The candidates fought over who may have stolen whose speech lines, over debates and over economic policies, but it remained unclear which of them will wind up with the victory that each so badly wants.

Polls suggest the race is close. Clinton made last-minute adjustments in her schedule Monday so she would spend all day campaigning here, instead of leaving early as originally planned.

Obama’s wife, Michelle, stumped from Milwaukee to the Minnesota border, while her husband headed for a late-evening rally in Beloit.

Clinton and Obama both presented themselves as populists in the tradition of former candidate John Edwards, whose support — and voters — both covet.

In the delegate race, Obama is currently at 1,281 while Clinton has 1,218. Wisconsin has 74 pledged Democratic delegates available. Hawaii’s primary has 20 delegates.

At St. Norbert College, the Clinton campaign unveiled a new weapon: a 13-page pamphlet outlining her plans to fix the economy.
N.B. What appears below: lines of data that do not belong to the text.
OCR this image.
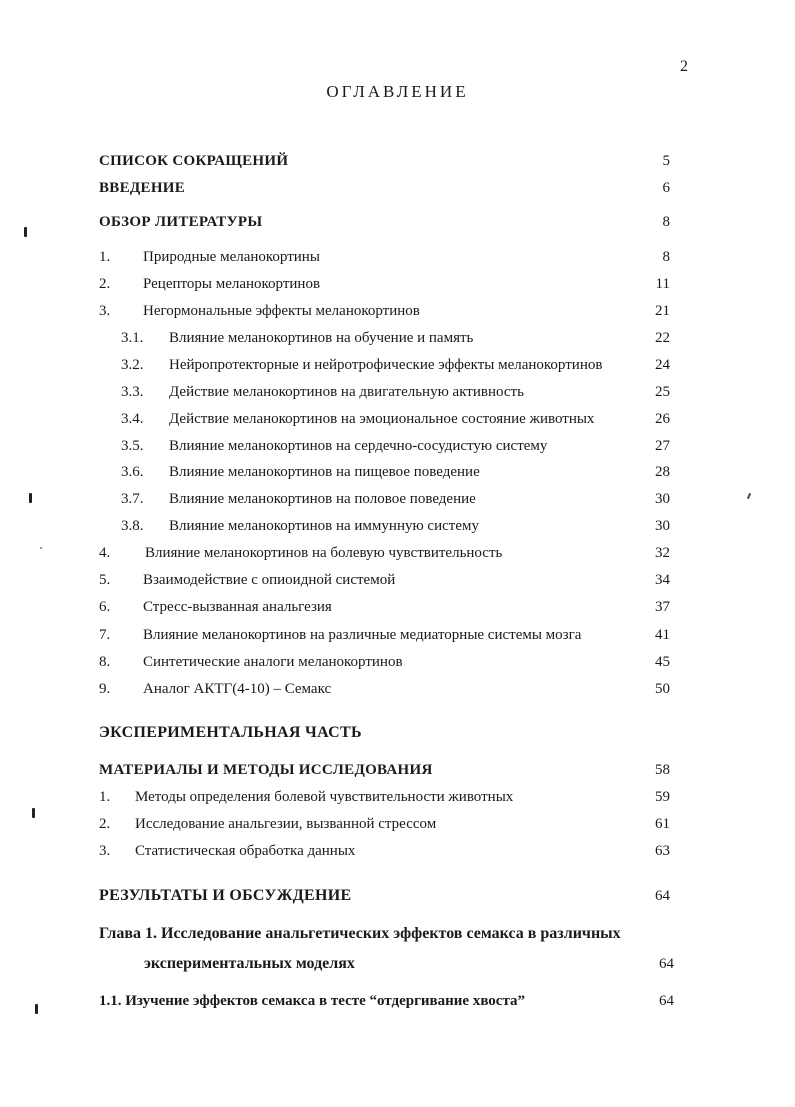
2
ОГЛАВЛЕНИЕ
СПИСОК СОКРАЩЕНИЙ	5
ВВЕДЕНИЕ	6
ОБЗОР ЛИТЕРАТУРЫ	8
1. Природные меланокортины	8
2. Рецепторы меланокортинов	11
3. Негормональные эффекты меланокортинов	21
3.1. Влияние меланокортинов на обучение и память	22
3.2. Нейропротекторные и нейротрофические эффекты меланокортинов	24
3.3. Действие меланокортинов на двигательную активность	25
3.4. Действие меланокортинов на эмоциональное состояние животных	26
3.5. Влияние меланокортинов на сердечно-сосудистую систему	27
3.6. Влияние меланокортинов на пищевое поведение	28
3.7. Влияние меланокортинов на половое поведение	30
3.8. Влияние меланокортинов на иммунную систему	30
4. Влияние меланокортинов на болевую чувствительность	32
5. Взаимодействие с опиоидной системой	34
6. Стресс-вызванная анальгезия	37
7. Влияние меланокортинов на различные медиаторные системы мозга	41
8. Синтетические аналоги меланокортинов	45
9. Аналог АКТГ(4-10) – Семакс	50
ЭКСПЕРИМЕНТАЛЬНАЯ ЧАСТЬ
МАТЕРИАЛЫ И МЕТОДЫ ИССЛЕДОВАНИЯ	58
1. Методы определения болевой чувствительности животных	59
2. Исследование анальгезии, вызванной стрессом	61
3. Статистическая обработка данных	63
РЕЗУЛЬТАТЫ И ОБСУЖДЕНИЕ	64
Глава 1. Исследование анальгетических эффектов семакса в различных
экспериментальных моделях	64
1.1. Изучение эффектов семакса в тесте “отдергивание хвоста”	64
The pamphlet, given to rally attendees in the college gym, details Clinton’s plans for universal health care, a freeze on mortgage foreclosures and the creation of millions of “green-collar jobs,” popular positions in this Rust Belt state.

Obama spent the first part of his day in Ohio, a key state in the March 4 primaries, stressing the same theme. His backers passed out copies of his 46-page economic plan, first released last week, and he told a Youngstown State University audience that “people are desperate out there. I meet them every day, see them here in town.”

Also vying here today are Republicans John McCain and Mike Huckabee. Though McCain is far ahead of the former Arkansas governor nationally, both campaigned here Monday, and McCain will rally his forces in suburban Milwaukee this morning.

McCain’s biggest challenge is avoiding embarrassment: Polls show Huckabee within striking distance here, although even if he were to win, McCain would retain a huge lead in delegates nationally.

Obama spent part of Monday defending himself against Clinton campaign charges that, in a Saturday night speech in Milwaukee, his words were almost identical to those of Massachusetts Gov. Deval Patrick in 2006.

At a news conference, he said that while “I’m sure I should have” given Patrick credit, “I’ve written two books, wrote most of my speeches. Deval and I do trade ideas all the time. He’s occasionally used lines of mine, and I, at a Jefferson-Jackson dinner in Wisconsin, used words of his.”

Obama then tried to drag Clinton into this fray, saying he has noticed that she “on occasion had used words of mine as well. …When Sen. Clinton says it’s time to ‘turn the page’ in one of her stump speeches or that she’s ‘fired up’ and ‘ready to go,’ I don’t think that anybody suggests that somehow she’s not focused on the issues.”